Bad Books
I’ve been reading many bad and/or badly written books of late. One by choice, the rest by necessity. I think it was three or four birthdays ago that I vowed I would never do that again.
Speaking of which, I always took it as a mark of a great book—not the only or a necessary mark, but a mark—that it contains certain passages that, because of the vividness of an image, power of an argument, or stylishness of the prose, you remember years later.
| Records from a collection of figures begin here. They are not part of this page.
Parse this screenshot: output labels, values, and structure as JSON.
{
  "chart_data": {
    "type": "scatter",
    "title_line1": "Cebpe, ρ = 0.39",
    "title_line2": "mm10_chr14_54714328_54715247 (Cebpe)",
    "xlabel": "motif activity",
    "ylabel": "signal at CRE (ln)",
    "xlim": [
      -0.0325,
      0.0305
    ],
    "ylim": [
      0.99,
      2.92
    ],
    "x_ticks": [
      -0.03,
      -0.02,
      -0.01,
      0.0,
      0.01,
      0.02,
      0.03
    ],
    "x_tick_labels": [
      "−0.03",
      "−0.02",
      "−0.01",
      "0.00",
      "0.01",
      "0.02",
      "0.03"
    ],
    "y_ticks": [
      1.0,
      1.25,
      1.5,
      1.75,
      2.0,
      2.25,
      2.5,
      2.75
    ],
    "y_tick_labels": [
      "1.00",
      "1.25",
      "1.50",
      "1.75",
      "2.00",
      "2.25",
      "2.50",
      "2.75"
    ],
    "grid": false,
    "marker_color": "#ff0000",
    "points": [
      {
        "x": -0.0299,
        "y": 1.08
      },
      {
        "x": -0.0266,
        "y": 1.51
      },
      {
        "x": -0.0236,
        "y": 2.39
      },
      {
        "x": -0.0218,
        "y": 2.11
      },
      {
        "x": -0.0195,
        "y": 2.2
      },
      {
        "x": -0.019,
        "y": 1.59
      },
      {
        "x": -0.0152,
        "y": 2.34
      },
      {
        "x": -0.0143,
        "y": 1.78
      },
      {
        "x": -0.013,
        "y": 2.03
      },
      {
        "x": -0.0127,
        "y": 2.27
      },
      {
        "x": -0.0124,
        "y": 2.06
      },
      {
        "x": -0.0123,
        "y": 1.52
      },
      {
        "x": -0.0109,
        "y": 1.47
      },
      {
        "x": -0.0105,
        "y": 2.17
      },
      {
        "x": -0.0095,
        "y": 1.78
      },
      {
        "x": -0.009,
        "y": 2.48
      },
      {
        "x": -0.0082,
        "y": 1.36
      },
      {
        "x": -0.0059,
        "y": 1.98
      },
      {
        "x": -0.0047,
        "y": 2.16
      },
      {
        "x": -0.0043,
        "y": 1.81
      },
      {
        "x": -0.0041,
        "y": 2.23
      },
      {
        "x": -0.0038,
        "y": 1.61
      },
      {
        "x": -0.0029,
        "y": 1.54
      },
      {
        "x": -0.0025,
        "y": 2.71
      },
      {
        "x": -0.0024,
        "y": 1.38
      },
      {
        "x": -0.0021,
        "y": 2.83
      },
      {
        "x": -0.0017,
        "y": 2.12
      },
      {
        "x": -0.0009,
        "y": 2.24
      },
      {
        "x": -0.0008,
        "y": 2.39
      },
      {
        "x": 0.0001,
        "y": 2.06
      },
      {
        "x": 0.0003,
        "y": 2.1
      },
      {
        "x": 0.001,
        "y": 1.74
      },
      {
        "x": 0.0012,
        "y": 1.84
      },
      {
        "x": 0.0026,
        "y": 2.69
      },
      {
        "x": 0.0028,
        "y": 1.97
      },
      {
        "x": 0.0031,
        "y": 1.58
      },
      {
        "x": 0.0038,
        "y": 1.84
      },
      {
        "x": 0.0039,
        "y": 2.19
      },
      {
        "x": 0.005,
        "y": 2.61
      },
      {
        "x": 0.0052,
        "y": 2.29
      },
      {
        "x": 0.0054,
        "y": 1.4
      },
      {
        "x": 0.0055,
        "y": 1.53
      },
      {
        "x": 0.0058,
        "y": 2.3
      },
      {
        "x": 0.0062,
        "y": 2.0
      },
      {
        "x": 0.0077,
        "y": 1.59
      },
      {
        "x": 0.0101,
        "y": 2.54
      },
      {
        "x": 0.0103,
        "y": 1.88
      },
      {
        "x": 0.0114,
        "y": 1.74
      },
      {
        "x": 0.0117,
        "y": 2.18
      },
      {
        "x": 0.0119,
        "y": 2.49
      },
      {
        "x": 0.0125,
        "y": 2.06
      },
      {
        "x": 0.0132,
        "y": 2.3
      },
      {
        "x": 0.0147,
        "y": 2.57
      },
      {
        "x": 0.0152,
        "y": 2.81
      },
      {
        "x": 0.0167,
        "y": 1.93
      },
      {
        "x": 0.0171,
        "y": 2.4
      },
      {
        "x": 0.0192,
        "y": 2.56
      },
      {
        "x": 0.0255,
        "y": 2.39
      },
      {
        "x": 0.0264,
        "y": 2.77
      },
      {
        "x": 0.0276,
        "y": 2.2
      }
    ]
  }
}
Read them once, they’re with you forever.
Foucault’s opening description of the execution of Damiens the regicide; Arendt’s meditation on the 1957 launching of Sputnik and how it was greeted not as a celebration of human power or the wonder of adventure but as a welcome relief, an opportunity for men and women to at last get off the earth; Lukács’s remarks on how, in contrast to Frederick the Great, who fought his wars in such a way that no one would notice them, the French Revolution turned warfare, and thus consciousness and history, into a mass experience; Sartre’s analysis of the waiter and bad faith; Janet Malcolm’s description of the psychoanalytic encounter as a kind of shadow boxing (she doesn’t use that exact phrase) or her wintry description of her last sessions with Aaron Green (and his claim that what he is doing in psychoanalysis is brain surgery, where the patient one day wakes up with a new mind)—these will always be with me.
So why then do I remember so many bad books? Actually, what I remember about them is less their contents than my reaction to them. Which I guess is the point.